MEDIA RELEASE - HALF A STAR FOR MORRISON’S SCREEN POLICY FLOP - 12 APRIL 2019

12 April 2019

Joint with Tony Burke MP, Shadow Minister for the Arts. 

After close to six years in office, and after three screen sector reviews, the Abbott-Turnbull-Morrison Government waited until the eleventh hour of the 45th Parliament to unveil a minor tweak to a couple of refundable tax offsets to support online platforms.
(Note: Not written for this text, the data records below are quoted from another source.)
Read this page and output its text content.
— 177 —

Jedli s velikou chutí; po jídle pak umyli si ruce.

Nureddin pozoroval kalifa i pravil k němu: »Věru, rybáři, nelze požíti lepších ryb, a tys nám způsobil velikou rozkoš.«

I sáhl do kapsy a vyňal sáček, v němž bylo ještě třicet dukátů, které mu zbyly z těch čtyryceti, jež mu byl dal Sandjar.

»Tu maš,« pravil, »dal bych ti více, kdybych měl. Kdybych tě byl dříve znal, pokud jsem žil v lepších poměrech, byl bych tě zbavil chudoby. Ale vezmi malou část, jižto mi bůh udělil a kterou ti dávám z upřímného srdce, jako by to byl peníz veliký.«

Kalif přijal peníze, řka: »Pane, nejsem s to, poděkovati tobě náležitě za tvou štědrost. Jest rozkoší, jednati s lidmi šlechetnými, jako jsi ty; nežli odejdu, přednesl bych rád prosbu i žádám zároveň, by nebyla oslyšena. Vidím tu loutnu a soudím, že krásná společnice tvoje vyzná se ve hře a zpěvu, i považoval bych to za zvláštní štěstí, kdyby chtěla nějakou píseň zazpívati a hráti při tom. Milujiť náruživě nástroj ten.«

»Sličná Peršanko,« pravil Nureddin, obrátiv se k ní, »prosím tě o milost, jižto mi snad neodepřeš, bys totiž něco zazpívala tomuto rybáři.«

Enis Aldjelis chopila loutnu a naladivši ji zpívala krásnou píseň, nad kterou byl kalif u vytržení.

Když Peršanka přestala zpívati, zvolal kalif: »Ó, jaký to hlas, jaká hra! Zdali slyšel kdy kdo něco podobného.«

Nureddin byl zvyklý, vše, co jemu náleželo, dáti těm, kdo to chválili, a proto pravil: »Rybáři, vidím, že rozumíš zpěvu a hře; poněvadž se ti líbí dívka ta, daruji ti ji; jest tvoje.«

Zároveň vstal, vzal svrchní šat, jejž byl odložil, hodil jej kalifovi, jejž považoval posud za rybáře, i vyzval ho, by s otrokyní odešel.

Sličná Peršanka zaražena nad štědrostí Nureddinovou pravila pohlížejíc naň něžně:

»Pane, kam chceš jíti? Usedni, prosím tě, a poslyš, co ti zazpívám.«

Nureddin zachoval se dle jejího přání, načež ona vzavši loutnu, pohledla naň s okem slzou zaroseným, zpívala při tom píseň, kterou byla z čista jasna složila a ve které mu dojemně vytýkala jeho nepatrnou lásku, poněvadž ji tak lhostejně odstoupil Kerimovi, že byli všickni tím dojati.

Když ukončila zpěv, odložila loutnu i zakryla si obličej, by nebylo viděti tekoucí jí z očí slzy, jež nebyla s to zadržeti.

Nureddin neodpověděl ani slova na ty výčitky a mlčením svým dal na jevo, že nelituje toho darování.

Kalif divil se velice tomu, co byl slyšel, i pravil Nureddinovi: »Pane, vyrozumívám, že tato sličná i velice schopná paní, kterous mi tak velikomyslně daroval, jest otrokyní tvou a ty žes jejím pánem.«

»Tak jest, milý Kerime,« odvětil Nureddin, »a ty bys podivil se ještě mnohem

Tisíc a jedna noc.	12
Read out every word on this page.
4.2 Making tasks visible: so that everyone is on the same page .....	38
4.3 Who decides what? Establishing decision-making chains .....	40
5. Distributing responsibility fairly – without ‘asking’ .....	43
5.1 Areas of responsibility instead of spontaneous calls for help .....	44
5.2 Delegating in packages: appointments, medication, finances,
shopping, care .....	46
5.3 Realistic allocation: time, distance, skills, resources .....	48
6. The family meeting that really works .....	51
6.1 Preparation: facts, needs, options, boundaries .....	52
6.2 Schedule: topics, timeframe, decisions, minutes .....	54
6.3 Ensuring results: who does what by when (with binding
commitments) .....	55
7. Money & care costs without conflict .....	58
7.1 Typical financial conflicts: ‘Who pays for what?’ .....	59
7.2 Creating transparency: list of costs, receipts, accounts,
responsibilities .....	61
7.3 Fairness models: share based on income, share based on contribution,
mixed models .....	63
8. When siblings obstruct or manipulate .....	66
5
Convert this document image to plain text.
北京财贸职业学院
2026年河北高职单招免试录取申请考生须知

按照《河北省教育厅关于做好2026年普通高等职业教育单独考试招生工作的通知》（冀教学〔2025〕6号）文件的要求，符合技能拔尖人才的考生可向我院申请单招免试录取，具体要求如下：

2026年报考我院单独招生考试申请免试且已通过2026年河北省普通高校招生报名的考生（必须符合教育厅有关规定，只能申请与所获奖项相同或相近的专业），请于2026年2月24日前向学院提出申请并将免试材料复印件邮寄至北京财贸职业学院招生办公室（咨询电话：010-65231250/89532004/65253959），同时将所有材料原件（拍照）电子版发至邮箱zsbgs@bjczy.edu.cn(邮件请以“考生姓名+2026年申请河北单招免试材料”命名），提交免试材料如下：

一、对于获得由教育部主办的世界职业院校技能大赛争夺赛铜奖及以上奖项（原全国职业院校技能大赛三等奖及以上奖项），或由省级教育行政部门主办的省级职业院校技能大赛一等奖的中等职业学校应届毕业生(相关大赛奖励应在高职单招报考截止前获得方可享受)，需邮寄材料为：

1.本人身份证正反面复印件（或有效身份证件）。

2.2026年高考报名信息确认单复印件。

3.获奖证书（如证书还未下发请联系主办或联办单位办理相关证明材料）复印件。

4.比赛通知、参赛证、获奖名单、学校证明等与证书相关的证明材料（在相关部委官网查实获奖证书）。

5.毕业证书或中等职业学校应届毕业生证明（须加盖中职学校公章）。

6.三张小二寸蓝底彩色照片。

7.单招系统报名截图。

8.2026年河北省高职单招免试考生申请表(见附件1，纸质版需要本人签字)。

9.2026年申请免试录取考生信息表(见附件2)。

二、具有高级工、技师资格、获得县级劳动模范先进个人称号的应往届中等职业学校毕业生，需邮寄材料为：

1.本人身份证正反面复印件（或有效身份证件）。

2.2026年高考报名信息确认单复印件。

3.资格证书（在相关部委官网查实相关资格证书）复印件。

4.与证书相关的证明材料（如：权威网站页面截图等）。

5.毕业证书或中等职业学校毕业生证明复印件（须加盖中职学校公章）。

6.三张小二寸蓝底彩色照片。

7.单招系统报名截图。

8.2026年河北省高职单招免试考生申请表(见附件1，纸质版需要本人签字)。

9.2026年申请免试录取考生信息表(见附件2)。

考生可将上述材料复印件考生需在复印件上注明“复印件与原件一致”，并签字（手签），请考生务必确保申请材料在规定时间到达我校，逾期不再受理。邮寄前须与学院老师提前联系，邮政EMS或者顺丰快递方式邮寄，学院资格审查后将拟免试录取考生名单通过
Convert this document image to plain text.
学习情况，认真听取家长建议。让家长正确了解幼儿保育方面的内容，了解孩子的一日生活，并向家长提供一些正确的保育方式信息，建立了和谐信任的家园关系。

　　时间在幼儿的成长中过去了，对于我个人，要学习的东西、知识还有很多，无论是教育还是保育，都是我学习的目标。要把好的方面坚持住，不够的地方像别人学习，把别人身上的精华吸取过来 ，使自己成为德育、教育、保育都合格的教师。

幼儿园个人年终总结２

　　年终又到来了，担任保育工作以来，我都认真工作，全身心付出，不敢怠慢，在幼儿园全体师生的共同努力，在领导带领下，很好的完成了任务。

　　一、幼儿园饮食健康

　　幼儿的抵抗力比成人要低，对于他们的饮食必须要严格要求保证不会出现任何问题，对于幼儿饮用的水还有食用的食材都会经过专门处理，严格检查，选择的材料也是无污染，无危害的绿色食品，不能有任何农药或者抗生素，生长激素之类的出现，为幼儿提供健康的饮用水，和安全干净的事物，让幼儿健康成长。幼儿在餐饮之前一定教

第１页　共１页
Scott Morrison’s screen statement is a joke.
 
This lazy, inept and lopsided foray into screen policy completely misses the mark.
 
It characterises Senator Mitch Fifield’s term as Minister for Communications and the Arts – late, inadequate and piecemeal blundering to support big business at the expense of local creatives and diversity.
 
After commencing a “comprehensive review of Australian and children’s screen content”, the Liberals have announced virtually nothing to bolster Australian and children’s screen content.  
 
After consulting to identify “the most effective support mechanisms for the Australian screen production sector”, the Liberals have sidestepped the issues our domestic broadcasters and independent screen production sector need addressed.
 
The measures announced by the Liberals mean Australian taxpayers will subsidise streaming services, including Netflix and Amazon Prime, to shoot or produce content in Australia without any commensurate obligation that it be Australian or children’s screen content that is made.
 
Labor supports attracting international investment to Australia, but it beggars belief that the Liberals would make it harder for our local sector to compete with international platforms, and there is a real question as to whether the changes to the offsets incentivise more or less Australian content.
 
Labor supports Australian stories and the entire Australian screen ecosystem.
 
Labor recognises that content quotas, independent producers and broadcasters do the heavy lifting when it comes to sustaining Australian and children’s screen content.

The screen industry is undergoing significant change – it needs a vision for the future, and holistic modernisation of the policy and regulatory framework, not the Liberals undermining Australian content and diversity at every turn.

While this announcement might get Mitch Fifield a few happy snaps at film premieres, it leaves the broader sector underwhelmed and disappointed.